Também tenho esses problemas, não tão frequentes, acho que uma vez a cada 15 dias.

Pior que é sempre a station que trava. O AP segue no ar, ou seja, preciso ir até o ponto de retransmissão só para reiniciar. Já pensei em inverter a configuração, deixar como ap o destino e station na matriz.

----------


## FMANDU

.

----------


## fhayashi

Já uso a AirOS 8

----------


## saldanhabr

Powerbeam ac tem problema de software so pode risos

----------


## fhayashi

Galera,

faz umas 2 semanas que mudei a instalação no local onde tenho a antena problemática. Aparentemente pararam os travamentos. Basicamente, o que mudei aqui foi o seguinte. Troquei os RJ45 por furukawa e os cabos estão passando por eletroduto metálico até a antena, praticamente zero de exposição do cabo.

Já choveu bastante aqui e não teve BO.

----------


## Brendon

Depois de atualizar estabilizou?
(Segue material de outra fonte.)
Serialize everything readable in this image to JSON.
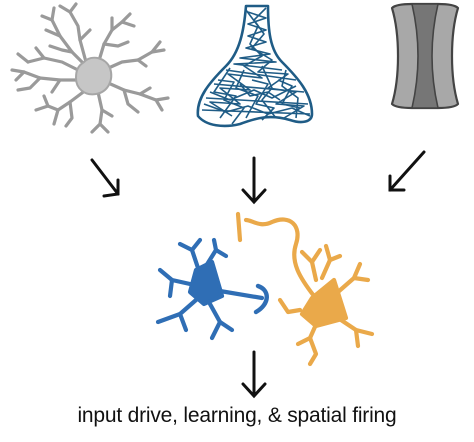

Tô pensando em por um par desse aqui.

----------


## saldanhabr

aquele lote veio com problema. foi trocado e nunca mais deu problema!!! 
ja tenho mais de 8 link com essa antena !

TOP pode colocar vai gostar.

----------


## jclaudiols

> aquele lote veio com problema. foi trocado e nunca mais deu problema!!! 
> ja tenho mais de 8 link com essa antena !
> 
> TOP pode colocar vai gostar.


Qual versão do firmware você está usando?

----------


## Brendon

> aquele lote veio com problema. foi trocado e nunca mais deu problema!!! ja tenho mais de 8 link com essa antena !TOP pode colocar vai gostar.


Tá conseguindo quantos mb? meu medo e a quantidade de clientes pendurados e berrar por causa dos pps.

----------